Ama bu büyüme 1980’lerin sonuna kadar devam etti. 1980’lere varıldığında büyüme oranları küçülmeye başlamıştı bile. Ekonominin büyümesinin küçülmesiyle, pazar sorunu kendini daha fazla hissettirmeye başladı. Sermaye yoğunlaşması, rasyonelleştirme ve sermaye ihracı artı, daha kapsamlı modern teknoloji, daha çok otomasyon; daha büyük boyutlarda yatırımlar gerçekleşti.


Teknolojik ilerlemelerin hızlanması sabit sermayenin çok hızlı yenilenmesini zorunlu kıldı. Böylece, değişmeyen sermaye ömrünü kendi değerini ürünlere kendi değeri kalmayınca kadar aktarıp tamamlamak yerine, rakip firmaların üretime soktuğu yeni makinelerin ve sistemlerin gerisinde kaldığı için tamamlamış oluyor, sürekli bir yeni yatırım yapmak gerekiyordu. Bu da, krediye olan ihtiyacı artırıyordu.  


Ama borç sermayesinin (finansal sermayenin) böylesine büyümesine yol açan en önemli etken kar oranlarının düşmesiydi. Sermayenin artı-değer getiren tek kısmının (değişen sermayenin) toplam sermaye içindeki payının azalması tüm karşı eğilimlere rağmen kar oranlarını düşürdü. Başka deyişle, sanayiye yatırım yapmak eskisi kadar karlı olmadığından Japon kapitalistler giderek daha fazla finansal sermayeye, borsaya yatırım yaptılar.  

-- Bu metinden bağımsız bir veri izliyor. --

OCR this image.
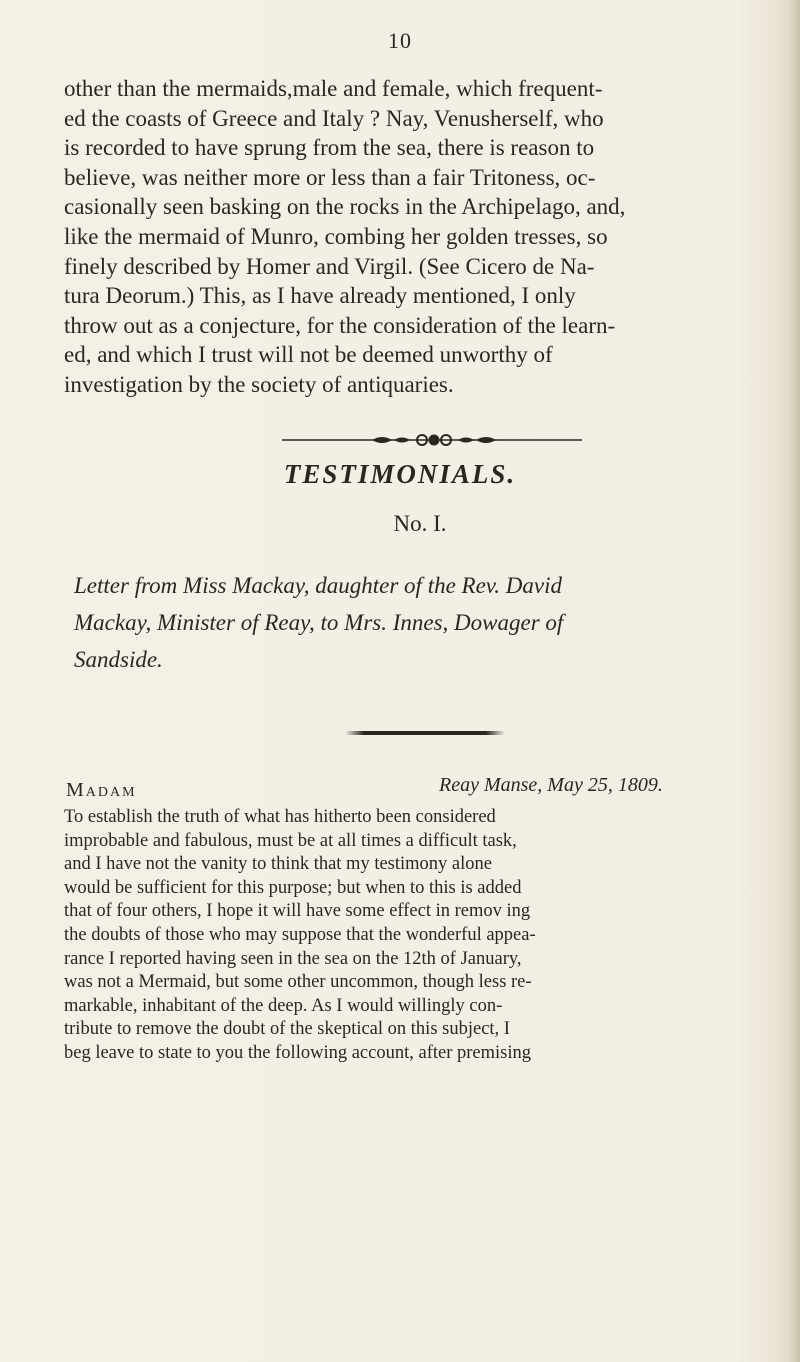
10
other than the mermaids,male and female, which frequent-
ed the coasts of Greece and Italy ? Nay, Venusherself, who
is recorded to have sprung from the sea, there is reason to
believe, was neither more or less than a fair Tritoness, oc-
casionally seen basking on the rocks in the Archipelago, and,
like the mermaid of Munro, combing her golden tresses, so
finely described by Homer and Virgil. (See Cicero de Na-
tura Deorum.) This, as I have already mentioned, I only
throw out as a conjecture, for the consideration of the learn-
ed, and which I trust will not be deemed unworthy of
investigation by the society of antiquaries.
TESTIMONIALS.
No. I.
Letter from Miss Mackay, daughter of the Rev. David
Mackay, Minister of Reay, to Mrs. Innes, Dowager of
Sandside.
Madam	Reay Manse, May 25, 1809.
To establish the truth of what has hitherto been considered
improbable and fabulous, must be at all times a difficult task,
and I have not the vanity to think that my testimony alone
would be sufficient for this purpose; but when to this is added
that of four others, I hope it will have some effect in remov ing
the doubts of those who may suppose that the wonderful appea-
rance I reported having seen in the sea on the 12th of January,
was not a Mermaid, but some other uncommon, though less re-
markable, inhabitant of the deep. As I would willingly con-
tribute to remove the doubt of the skeptical on this subject, I
beg leave to state to you the following account, after premising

Özellikle 1990’lı yıllardan itibaren sabit sermaye oluşumundaki düşüş sanayi alanından kaçışı göstermektedir. Aşağıdaki tabloda sabit sermayenin GSYH’ya oranındaki düşüş açıkça görülmektedir:




Finansal sermayeye yönelik bu aşırı yatırım sonucunda bu sektörde bir şişme oluştu. Japonya 1985 yılında dünyada en çok kredi veren ülke konumuna geldi. Japonya borsası aşırı derecede büyüdü. Bu durum 1989 yılının meşhur Aralık krizine kadar sürdü. Japonya borsasındaki 1989 Aralık ayına kadar gerçekleşen yükseliş ve o tarihten sonraki düşüş aşağıdaki tabloda görülebilir:


Japonya kapitalizmi 1990’ların başından beri 1950-1989 arasındaki gelişim hızını yakalayamadı. Burjuva ekonomik literatürde Japonya’nın 1990’lardan günümüze kadar geçirdiği yıllara “kayıp yıllar” denmektedir.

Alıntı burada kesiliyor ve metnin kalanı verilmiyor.